My Fear of Creativity

“Can you change the song?” my friend called from the kitchen, where he was busy grabbing himself a second glass of Hawaiian punch. “I’m tired of Taylor Swift.”

“Yeah sure, I feel that.” I replied. I put my bowl of the coconut curry he’d made us for dinner on the coffee table and reached for the TV remote. After briefly fumbling with the controls, I successfully changed Swift’s “Sparks Fly” to a pop song I didn’t immediately recognize. I instinctively nodded along to the beat of the song, overlaid with the bright, clear voice of a female singer I had definitely never heard before.

“Hey, this is great,” I said as my friend joined me on the couch. “What is this?”

“My friend’s newest release, actually,” he said.

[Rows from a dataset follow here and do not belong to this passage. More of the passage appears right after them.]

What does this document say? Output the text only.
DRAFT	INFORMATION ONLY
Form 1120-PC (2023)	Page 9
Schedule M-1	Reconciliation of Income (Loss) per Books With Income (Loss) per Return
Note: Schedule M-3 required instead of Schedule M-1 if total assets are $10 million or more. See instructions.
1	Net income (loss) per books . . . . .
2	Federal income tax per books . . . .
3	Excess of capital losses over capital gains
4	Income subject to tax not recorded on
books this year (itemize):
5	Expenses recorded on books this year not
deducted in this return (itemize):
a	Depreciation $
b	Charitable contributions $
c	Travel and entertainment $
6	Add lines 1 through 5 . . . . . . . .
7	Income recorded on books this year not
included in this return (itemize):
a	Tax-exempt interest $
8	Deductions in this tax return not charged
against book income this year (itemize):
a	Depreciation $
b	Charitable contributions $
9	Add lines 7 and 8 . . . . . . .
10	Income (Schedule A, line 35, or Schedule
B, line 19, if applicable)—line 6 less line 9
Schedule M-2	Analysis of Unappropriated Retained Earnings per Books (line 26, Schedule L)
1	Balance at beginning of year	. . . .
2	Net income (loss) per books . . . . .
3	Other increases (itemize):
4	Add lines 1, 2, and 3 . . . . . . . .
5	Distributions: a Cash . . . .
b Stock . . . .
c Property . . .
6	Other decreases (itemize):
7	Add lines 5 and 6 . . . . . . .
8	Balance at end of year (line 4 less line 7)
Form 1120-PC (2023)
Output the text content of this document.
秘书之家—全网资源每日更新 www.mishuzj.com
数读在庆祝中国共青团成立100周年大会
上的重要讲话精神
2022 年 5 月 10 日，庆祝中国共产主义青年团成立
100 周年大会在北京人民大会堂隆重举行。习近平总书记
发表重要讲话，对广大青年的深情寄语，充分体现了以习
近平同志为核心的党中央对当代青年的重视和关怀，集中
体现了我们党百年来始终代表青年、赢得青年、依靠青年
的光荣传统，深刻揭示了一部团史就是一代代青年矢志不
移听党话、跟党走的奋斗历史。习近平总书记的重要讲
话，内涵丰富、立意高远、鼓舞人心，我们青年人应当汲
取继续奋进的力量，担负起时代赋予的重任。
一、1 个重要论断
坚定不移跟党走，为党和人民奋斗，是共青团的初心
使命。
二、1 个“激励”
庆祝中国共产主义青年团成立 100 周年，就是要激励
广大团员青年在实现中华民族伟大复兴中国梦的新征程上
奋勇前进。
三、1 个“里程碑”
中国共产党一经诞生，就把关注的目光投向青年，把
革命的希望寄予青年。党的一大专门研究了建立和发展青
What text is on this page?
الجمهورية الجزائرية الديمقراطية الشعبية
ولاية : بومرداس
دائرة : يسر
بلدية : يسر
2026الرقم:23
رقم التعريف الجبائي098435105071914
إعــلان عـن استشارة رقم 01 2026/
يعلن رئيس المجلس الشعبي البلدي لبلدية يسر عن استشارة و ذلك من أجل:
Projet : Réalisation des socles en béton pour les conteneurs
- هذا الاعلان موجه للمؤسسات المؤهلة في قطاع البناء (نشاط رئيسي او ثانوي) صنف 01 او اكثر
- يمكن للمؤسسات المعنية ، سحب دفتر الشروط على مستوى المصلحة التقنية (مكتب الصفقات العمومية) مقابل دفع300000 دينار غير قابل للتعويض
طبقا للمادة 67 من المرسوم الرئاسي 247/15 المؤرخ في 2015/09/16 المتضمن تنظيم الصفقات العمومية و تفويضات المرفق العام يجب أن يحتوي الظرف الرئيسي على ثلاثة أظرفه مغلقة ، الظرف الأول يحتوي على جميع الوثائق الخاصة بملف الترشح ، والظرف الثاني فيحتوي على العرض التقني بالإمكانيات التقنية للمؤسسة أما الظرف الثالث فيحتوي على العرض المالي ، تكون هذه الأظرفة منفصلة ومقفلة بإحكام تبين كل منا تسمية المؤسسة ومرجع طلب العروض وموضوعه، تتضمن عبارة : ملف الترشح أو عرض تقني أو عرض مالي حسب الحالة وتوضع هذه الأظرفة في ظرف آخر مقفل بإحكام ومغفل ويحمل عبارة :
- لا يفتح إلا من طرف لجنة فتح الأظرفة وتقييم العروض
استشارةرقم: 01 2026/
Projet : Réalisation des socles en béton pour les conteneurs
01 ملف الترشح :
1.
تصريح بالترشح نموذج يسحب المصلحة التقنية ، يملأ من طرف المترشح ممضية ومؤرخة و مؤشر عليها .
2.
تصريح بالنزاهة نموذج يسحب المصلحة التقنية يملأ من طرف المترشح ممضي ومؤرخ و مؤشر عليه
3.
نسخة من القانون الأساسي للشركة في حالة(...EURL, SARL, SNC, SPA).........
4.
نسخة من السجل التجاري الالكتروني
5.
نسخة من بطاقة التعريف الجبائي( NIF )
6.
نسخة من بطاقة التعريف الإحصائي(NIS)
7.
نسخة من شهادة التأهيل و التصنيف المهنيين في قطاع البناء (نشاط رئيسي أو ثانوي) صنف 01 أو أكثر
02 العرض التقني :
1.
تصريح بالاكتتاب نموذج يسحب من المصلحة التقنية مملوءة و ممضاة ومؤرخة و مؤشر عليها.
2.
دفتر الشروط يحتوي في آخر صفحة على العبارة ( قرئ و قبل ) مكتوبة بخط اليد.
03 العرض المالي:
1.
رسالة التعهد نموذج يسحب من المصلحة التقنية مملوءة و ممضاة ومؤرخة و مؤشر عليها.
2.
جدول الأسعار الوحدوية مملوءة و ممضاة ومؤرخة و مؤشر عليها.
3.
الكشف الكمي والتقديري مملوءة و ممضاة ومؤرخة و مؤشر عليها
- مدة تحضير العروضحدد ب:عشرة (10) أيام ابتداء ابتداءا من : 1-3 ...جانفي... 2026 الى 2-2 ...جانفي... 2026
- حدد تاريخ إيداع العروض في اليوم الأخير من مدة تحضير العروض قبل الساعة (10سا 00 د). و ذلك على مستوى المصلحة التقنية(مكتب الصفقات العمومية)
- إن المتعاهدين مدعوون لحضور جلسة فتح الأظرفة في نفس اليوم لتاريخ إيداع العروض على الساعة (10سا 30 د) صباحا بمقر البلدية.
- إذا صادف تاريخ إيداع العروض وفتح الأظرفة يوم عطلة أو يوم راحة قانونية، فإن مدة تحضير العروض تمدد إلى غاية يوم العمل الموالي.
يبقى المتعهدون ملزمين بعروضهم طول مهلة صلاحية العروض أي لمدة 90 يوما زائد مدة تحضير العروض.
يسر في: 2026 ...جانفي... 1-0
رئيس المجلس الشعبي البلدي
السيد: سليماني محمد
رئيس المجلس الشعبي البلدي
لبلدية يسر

“Really?” I said. “Talented friend. This is truly a bop.”

“Isn’t it?” he agreed.

We sat for a moment, listening to the song’s catchy melody and brilliantly executed vocal runs. I thought about how impressive it was that a girl around my age was able to write and produce such high-quality music. Despite having numerous musician friends who also regularly release music, the reality of writing and releasing something so personal to the world continues to astound me.

As the song faded out and into a new one, I turned to my friend and asked, “If one day I released a song and it was really bad, would you still like me?” He rolled his eyes.

“Obviously I would,” he said.

“Yeah, but you’d definitely tell me it was bad, right?” I continued. “And you’d probably think a little less of me as a person? Or at least as an artist?” This elicited another eye roll and a swig from his mug of Hawaiian punch.

“Yes, I would tell you if I didn’t like your song, but that doesn’t mean I would think you’re untalented. Art is subjective, not everybody is going to like what you create and that’s just how it works.”

This night, which occurred just over a week ago, is emblematic of my entire complex as a creator. I repeat my friend’s words to myself every time I sit down to attempt some sort of creative project, whether it be a song, a poem, or just a piece of writing for a class.

Art is subjective. Everybody creates bad art sometimes. The only way to get better is to at least try. These and a million other cliché statements swirl around in my head every time I find myself stuck and staring blankly at my laptop, with a mug of coffee or tea beside me to help “get me in the zone”,cooling off at an alarming rate. Logically, I know that both my friend’s words and my own inner monologue are correct. A writer is someone who writes, not someone who perseverates and procrastinates to the point of never putting words down on a page. Yet Imposter Syndrome sticks with me. As much as I console myself I question myself: Who cares about what you have to say? What makes you think your words are important?

I recently visited my childhood home and attempted to clean out the bin of old composition notebooks stashed behind my desk. Flipping through the pages, I read countless beginnings to unfinished novels about middle school drama, talking cats, and haunted houses. It made me remember that I used to be the kind of person who could start an idea even if I didn’t know where it was going or realized it was a little bit stupid. I don’t know exactly when I transitioned from someone who would write anything to someone too scared to even start most of the time, but I know I want to try and return to that former mindset. Because for every clunky section of dialogue, or melodramatic description, there was a scene that even now, I was genuinely impressed by.

As a wannabe creator struggling with stifling feelings of inadequacy, I know that I’m not in the position to be giving any sort of advice. To be honest, there’s nothing I can really say beyond the aforementioned clichéd statements. That being said, I feel it is helpful to recognize the fear inherent in being creative. Although it doesn’t necessarily solve the issue, it at least gives me something to write about.